The idea came up following suggestions from Myanmar advocates in the United States that Ban should convene the next meetings of the group in such Asian capitals as Jakarta or Beijing, thus making regional countries more committed and involved in U.N.-led mediation efforts.
The Group of Friends of the Secretary General on Myanmar is a consultative forum for developing a shared approach in support of the implementation of the secretary general’s good offices mandate for Myanmar.
Consisting of Australia, Indonesia, Russia, the United States, China, Japan, Singapore, Vietnam, France, Norway, Thailand, India, Portugal and Britain, the group met in an informal format in the U.N. headquarters in New York in December and early this month.
Gambari will visit Myanmar next week, during which he will try to meet with junta chief Senior Gen. Than Shwe, chairman of the State Peace and Development Council, as well as opposition leader Aung San Suu Kyi.
Last week in Jakarta, Gambari said he intends to discuss with Myanmar’s ruling generals its decision to bar opposition leader Suu Kyi from multiparty elections to be held in 2010.
Myanmar Foreign Minister Nyan Win told foreign ministers of the Association of Southeast Asian Nations during a meeting in Singapore early this month that Suu Kyi will not be allowed to run under the newly crafted constitution.
Singapore Foreign Minister George Yeo quoted Nyan Win as saying that in the new constitution, a Myanmar citizen who has a foreign husband and children will be disqualified from running for public office, as was the case in the country’s 1974 constitution.

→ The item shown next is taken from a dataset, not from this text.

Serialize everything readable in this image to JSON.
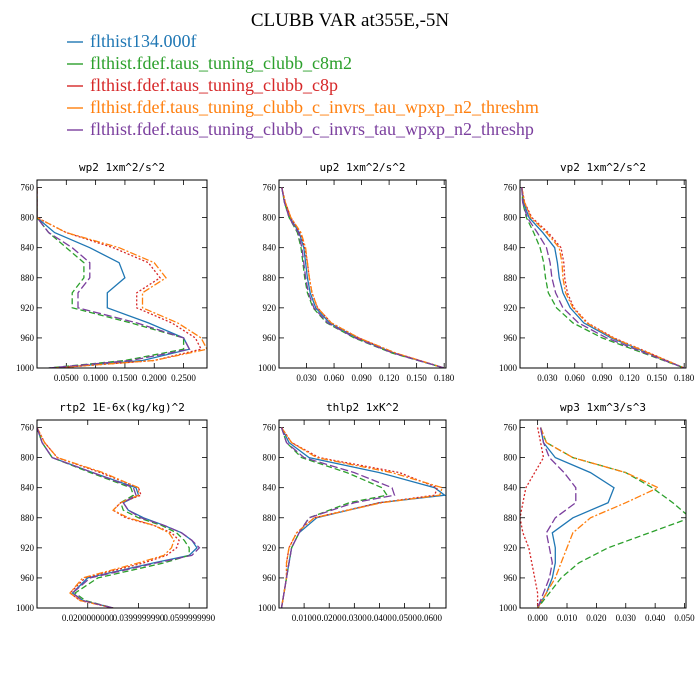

Nobel Peace Prize laureate Suu Kyi, who has spent much of the past 17 years under house arrest, married Michael Aris, a British citizen who died in Britain in 1999, and had two children by him who are British nationals.
In an interview with Kyodo News in Tokyo on Thursday, Gambari urged the junta to “reconsider” the draft constitution for more freedom and to ensure “freedom of political prisoners including Aung Sun Suu Kyi and opportunity for free expression of views.”